# Exploratory Data Analysis (EDA) Report

- Author: [Kiruthikaa](https://github.com/kiruthikaa2512/)
- Repository: [datafun-05-sql-project](https://github.com/kiruthikaa2512/datafun-05-sql-project)
- Date: June 04, 2025
- Purpose: The purpose of this project is to explore and analyze a relational database that tracks technical issues and their corresponding analyses. Using Python and SQL, we aim to uncover patterns, trends, and insights from the structured data to better understand issue frequency, resolution status, and the types of analysis performed. This will demonstrate the integration of SQL with Python for effective data exploration and decision support.

## Introduction
### Dataset Overview:
The dataset contains two related tables — issues and analysis. The issues table records software/system issues with details like task ID, description, category, creation date, and status. The analysis table captures root cause analyses linked to issues via task IDs, including analysis type, root causes, resolutions, and resolution dates.

Goals:
Understand the distribution of issue types, their statuses, root causes, and resolution effectiveness to identify patterns and areas for process improvements.

# 1. Utils Logger Script

In [None]:
"""
Logger Setup Script
File: utils_logger.py
"""
import logging
import pathlib 
import os
# Imports from external packages
from loguru import logger

# Setup a simple logger
logging.basicConfig(level=logging.INFO)
logger = logging.getLogger(__name__)




CURRENT_SCRIPT = pathlib.Path("__main__").stem  # Default to "__main__" if running as a script
print(CURRENT_SCRIPT)  # If running as a script, use the actual file name

# Set directory where logs will be stored
LOG_FOLDER: pathlib.Path = pathlib.Path("logs")

# Set the name of the log file
LOG_FILE: pathlib.Path = LOG_FOLDER.joinpath("project_log.log")

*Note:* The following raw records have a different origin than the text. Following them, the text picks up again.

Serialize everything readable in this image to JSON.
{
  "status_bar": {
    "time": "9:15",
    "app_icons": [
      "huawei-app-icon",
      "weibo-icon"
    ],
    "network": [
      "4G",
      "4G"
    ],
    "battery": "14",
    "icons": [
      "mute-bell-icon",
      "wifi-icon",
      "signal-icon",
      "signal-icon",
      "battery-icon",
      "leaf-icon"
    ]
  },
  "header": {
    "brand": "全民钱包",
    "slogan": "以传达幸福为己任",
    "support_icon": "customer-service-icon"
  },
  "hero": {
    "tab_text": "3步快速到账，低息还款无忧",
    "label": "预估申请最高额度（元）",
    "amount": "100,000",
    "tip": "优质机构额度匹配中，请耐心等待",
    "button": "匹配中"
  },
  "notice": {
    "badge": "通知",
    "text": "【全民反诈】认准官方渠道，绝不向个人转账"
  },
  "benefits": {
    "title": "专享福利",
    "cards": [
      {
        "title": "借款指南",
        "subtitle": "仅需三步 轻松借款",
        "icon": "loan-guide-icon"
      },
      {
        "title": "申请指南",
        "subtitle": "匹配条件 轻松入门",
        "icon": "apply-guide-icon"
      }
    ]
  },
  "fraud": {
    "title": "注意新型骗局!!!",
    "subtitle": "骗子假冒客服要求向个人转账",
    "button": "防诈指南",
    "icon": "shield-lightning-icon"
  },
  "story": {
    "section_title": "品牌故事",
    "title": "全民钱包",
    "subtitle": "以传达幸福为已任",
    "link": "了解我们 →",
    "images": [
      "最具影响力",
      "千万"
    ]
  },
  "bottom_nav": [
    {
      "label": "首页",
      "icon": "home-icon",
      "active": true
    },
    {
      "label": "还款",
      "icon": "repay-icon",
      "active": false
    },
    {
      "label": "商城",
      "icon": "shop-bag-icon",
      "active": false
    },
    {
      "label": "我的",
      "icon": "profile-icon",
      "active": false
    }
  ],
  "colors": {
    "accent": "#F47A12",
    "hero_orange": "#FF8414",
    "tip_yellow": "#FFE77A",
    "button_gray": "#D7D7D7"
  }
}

# Ensure the log folder exists or create it
try:
    LOG_FOLDER.mkdir(exist_ok=True)
    logger.info(f"Log folder created at: {LOG_FOLDER}")
except Exception as e:
    logger.error(f"Error creating log folder: {e}")

# Configure Loguru to write to the log file
try:
    logger.add(LOG_FILE, level="INFO")
    logger.info(f"Logging to file: {LOG_FILE}")
except Exception as e:
    logger.error(f"Error configuring logger to write to file: {e}")


def get_log_file_path() -> pathlib.Path:
    """Return the path to the log file."""
    return LOG_FILE


def log_example() -> None:
    """Example logging function to demonstrate logging behavior."""
    try:
        logger.info("This is an example info message.")
        logger.warning("This is an example warning message.")
        logger.error("This is an example error message.")
    except Exception as e:
        logger.error(f"An error occurred during logging: {e}")


def main() -> None:
    """Main function to execute logger setup and demonstrate its usage."""
    logger.info(f"STARTING {CURRENT_SCRIPT}.py")

    # Call the example logging function
    log_example()

    logger.info(f"View the log output at {LOG_FILE}")
    logger.info(f"EXITING {CURRENT_SCRIPT}.py.")


# Conditional execution block that calls main() only when this file is executed directly
if __name__ == "__main__":
    main()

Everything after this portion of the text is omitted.